While the official opening date has not been announced, it is known that Park, who has two restaurants in Montreal, Park Restaurant and Lavanderia, and is the culinary leader Yorkville’s Kasa Moto, is in charge of the menu.

I asked Park about the menu, Drake’s favourite vegetable and representing The Six.

How did you get involved with Pick 6ix?

Last year, or two years ago, I got to go to a party for LeBron James with (former Montreal Canadiens player and longtime friend) P.K. Subban and that’s how I met some of these guys. We all met through friends and hanging out together. I also met Chubbs a couple of times at Sotto Sotto and Kasa Moto.

From left to right: Chef Antonio Park, Drake and Chubbs attend host friends and family at the launch of Pick 6IX on January 10, 2018.

Johnny Nunez/Getty Images for Remy Martin

From left to right: Chef Antonio Park, Drake and Chubbs attend host friends and family at the launch of Pick 6IX on January 10, 2018.

What’s the venue at Pick 6ix?

It’s a restaurant and sports bar but it’s not going to have sports bar food. There are screens everywhere so we’re not going for an eight-course omakase or white tablecloths. It’s something affordable for everyone and I want to provide for families and couples who wouldn’t normally go to a sports bar. You don’t have to eat chicken wings and fries, I wanted to create something healthier and have a proper, sit-down meal that goes from Mediterranean-style, steaks, sushi, Latin to Korean.

What’s on the menu?

It’s 30 items including the raw bar that does seafood platters, sushi and sashimi. We’re going to have a lot of salads, duck, beef, chicken, some Korean dishes like braised short-ribs. We’re doing a simple Ontario beef burger with a spicy gochujang teriyaki sauce finished with provolone. There’s a tiradito, which is like a ceviche but the fish is cut like sashimi rather than in cubes.

You’re the first chef in Canada certified to sell real Kobe beef at your restaurants. Will you bring that here?

I can carry it wherever I want as long as I pay the licensing fees, which is $5,000 to $10,000 a year. If there’s demand for it here or if Drake wants it, then sure. But it doesn’t have to be Kobe, it could be Haida-Wagyu, which is almost on the same level. I’m not going to restrict myself on ingredients.

Did Drake have any input on the food?

I asked him things like what kind of vegetable he likes and he said broccoli, so we did a broccoli dish where we blanch it, cover it with Japanese seasonings like nori and miso, some mizuna, top it with cheese and then it’s finished in the oven.

How much will dinner for two cost?

I don’t want to go above $50 per head. I want it to be affordable, but depending on the clientele, if you order Wagyu you’re not going to pay that but if you eat a salad and a hot dish from the kitchen with some sushi, then you should be able to pay $50 or $60 per person.
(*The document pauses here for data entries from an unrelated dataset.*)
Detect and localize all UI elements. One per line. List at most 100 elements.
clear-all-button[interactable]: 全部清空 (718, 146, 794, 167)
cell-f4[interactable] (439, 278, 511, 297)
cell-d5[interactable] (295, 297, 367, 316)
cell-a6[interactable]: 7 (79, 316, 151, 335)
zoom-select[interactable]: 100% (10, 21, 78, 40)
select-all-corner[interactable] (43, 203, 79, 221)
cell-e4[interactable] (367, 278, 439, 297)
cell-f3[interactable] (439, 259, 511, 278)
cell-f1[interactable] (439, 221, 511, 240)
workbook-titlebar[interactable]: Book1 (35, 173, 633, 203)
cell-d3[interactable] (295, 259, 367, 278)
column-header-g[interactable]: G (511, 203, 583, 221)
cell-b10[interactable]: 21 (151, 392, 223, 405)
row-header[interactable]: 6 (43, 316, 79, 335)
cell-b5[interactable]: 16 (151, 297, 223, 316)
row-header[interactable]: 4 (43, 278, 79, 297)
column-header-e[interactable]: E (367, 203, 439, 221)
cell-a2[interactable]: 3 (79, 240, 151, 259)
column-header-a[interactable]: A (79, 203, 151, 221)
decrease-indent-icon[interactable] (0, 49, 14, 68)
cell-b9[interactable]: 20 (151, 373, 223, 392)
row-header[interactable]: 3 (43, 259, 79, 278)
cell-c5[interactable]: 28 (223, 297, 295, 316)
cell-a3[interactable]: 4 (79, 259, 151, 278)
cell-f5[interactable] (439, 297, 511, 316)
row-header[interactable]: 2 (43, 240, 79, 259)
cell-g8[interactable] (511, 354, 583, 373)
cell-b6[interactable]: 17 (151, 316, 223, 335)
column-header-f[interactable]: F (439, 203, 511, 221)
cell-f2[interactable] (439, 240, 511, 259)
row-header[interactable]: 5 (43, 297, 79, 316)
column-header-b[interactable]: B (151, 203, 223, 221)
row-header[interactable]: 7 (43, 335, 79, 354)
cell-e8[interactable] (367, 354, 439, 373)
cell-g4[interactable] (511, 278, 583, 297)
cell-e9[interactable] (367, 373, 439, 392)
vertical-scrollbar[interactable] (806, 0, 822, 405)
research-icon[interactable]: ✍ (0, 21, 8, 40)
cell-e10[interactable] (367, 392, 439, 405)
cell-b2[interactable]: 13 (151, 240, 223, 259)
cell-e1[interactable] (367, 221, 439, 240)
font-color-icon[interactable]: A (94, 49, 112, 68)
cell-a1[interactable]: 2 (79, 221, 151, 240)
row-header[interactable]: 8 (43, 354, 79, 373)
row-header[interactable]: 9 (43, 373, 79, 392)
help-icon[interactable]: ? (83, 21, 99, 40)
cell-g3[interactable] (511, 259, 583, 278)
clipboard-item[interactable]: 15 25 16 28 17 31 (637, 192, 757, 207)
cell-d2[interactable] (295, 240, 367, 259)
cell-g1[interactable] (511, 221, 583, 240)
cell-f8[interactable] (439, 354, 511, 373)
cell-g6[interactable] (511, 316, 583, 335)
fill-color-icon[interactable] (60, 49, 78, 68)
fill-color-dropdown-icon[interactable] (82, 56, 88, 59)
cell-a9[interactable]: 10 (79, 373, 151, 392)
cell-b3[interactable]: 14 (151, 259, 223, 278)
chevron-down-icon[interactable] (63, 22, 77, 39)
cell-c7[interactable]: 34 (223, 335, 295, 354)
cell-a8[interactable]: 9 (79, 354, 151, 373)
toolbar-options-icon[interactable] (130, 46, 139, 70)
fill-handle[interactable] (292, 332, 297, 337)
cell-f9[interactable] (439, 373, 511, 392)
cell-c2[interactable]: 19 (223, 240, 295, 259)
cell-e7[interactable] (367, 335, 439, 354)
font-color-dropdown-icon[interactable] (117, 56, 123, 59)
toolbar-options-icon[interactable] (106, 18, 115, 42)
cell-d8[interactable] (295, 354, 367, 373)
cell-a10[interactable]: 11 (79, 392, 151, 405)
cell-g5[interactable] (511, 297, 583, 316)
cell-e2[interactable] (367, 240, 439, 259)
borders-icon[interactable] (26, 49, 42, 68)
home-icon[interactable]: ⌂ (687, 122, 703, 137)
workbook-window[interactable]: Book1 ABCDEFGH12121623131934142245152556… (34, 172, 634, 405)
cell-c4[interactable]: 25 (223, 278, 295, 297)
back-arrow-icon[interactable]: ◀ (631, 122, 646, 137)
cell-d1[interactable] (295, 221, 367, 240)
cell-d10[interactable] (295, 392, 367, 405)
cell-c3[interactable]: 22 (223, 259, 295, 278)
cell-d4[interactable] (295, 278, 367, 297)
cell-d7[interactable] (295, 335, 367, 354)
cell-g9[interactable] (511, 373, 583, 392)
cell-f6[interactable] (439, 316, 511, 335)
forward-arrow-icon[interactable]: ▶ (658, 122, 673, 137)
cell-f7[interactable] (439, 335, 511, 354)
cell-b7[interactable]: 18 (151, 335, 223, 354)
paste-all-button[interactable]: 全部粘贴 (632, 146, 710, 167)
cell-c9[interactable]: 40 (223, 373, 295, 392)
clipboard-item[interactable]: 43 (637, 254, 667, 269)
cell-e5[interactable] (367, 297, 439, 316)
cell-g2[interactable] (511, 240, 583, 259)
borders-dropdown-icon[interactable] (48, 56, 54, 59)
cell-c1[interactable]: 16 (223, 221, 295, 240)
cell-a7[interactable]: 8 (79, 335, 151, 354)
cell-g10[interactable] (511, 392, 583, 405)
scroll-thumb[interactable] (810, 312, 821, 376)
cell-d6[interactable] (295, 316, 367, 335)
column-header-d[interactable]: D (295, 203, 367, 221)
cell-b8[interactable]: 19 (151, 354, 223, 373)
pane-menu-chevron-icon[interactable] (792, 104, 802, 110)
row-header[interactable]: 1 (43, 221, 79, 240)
A view of the bar at Pick 6ix.

Johnny Nunez/Getty Images for Remy Martin

A view of the bar at Pick 6ix.

Assuming you’ll be based in Montreal, who will be your chef de cuisine at Pick 6ix?

I have a couple of chefs who are in line for it now and I’m still deciding. I’ll still be overseeing everything anyway and I’m thinking of living here six months of the year. You’re going to see me a lot in Toronto.

You’re a chef from Quebec cooking at a restaurant that’s paying tribute to Toronto. Is there anything different you think you could bring to the food scene here?

It’s not about bringing anything from Quebec to Ontario. I’m not trying to bring anything but myself here. Why Toronto? It’s a very multicultural city and open to people from different cultures and countries. My parents are Korean, I grew up in South America, I trained in Japan and I’m from Quebec so I’m bringing a real mix of cultures here and Pick 6ix is a place to embrace different cultures.